Dans notre quête incessante d’équilibre, nous tombons souvent dans le piège de la réflexion. Nous pensons qu’en analysant nos échecs ou en sollicitant notre seule volonté, nous parviendrons à dompter nos tempêtes intérieures. Pourtant, la logique ne peut pas forcer l’harmonie. Le véritable chemin vers la sérénité commence par une écoute attentive de son corps.
Le malaise que nous ressentons aujourd’hui prend souvent racine dans une évaluation constante de nous-mêmes : « Est-ce que j’en fais assez ?« , « Suis-je à la hauteur ?« . Cette focalisation sur ce qui nous manque entretient une tension invisible. En visant une perfection idéale, nous créons un stress qui occulte ce que nous accomplissons déjà, simplement pour exister.
Il est essentiel de comprendre que notre corps privilégie toujours le concret à l’abstrait. L’émotion n’est pas une idée philosophique, elle est une réaction physique. Avant même que l’esprit n’analyse une situation, le corps a déjà réagi.
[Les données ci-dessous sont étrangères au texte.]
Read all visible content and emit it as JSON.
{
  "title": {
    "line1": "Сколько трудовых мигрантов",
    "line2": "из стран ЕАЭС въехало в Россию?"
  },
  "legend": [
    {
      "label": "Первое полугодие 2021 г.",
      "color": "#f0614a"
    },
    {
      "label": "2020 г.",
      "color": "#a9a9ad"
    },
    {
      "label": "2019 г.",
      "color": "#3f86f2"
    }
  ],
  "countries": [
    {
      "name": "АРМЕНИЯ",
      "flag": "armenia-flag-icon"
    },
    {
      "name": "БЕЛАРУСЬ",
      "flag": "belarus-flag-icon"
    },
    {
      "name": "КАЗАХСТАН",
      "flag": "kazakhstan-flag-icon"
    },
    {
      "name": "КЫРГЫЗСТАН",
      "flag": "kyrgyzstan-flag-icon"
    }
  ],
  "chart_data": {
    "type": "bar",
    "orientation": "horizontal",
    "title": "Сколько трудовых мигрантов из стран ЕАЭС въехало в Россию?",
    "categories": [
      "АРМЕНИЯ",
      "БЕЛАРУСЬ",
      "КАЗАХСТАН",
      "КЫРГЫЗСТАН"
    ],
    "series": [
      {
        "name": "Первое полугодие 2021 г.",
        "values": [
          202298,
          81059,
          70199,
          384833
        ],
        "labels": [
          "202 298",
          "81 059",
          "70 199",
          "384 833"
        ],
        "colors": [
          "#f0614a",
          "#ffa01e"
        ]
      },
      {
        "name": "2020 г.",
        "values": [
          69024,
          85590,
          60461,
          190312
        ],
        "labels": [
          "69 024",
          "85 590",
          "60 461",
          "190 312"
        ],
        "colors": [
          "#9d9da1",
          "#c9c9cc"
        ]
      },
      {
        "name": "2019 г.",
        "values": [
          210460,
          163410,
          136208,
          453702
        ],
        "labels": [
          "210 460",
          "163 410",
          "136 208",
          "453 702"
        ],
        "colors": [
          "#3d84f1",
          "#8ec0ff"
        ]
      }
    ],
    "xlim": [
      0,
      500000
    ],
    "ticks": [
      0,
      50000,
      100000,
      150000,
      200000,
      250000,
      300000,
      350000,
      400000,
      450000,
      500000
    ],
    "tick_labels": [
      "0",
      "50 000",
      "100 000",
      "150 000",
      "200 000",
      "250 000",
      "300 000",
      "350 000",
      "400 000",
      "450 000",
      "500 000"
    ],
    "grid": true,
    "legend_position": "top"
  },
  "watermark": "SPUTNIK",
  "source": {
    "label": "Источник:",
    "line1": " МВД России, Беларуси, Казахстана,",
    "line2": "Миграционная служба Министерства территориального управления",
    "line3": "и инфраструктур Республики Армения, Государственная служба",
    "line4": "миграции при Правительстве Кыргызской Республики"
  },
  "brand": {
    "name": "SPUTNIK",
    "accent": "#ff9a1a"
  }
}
Nos comportements de fuite, de repli ou de stress ne sont pas des choix conscients, mais des réflexes de protection gravés par nos expériences passées.
Nous fonctionnons avec deux systèmes qui ne parlent pas toujours la même langue :
- Le cerveau reptilien : Il privilégie l’automatisme et la sécurité. Il réagit instantanément aux dangers.
- Le néocortex : C’est la partie qui pense et cherche du sens.
Face à la puissance du premier, notre raison possède très peu de pouvoir direct sur le déclenchement d’une émotion. En clair, la logique seule ne suffit pas à calmer une tempête intérieure déjà lancée.
Cependant, le rôle de l’esprit reste important. S’il ne peut pas empêcher l’émotion de surgir, il a la capacité de l’entendre et de lui donner une place. L’émotion est une « mise en mouvement » qui répond au besoin de notre corps.
En acceptant cette dimension instinctive au lieu de lutter contre elle, nous ouvrons la porte à une existence plus fluide. C’est finalement à partir de cette acceptation physique que l’esprit peut enfin trouver sa juste place.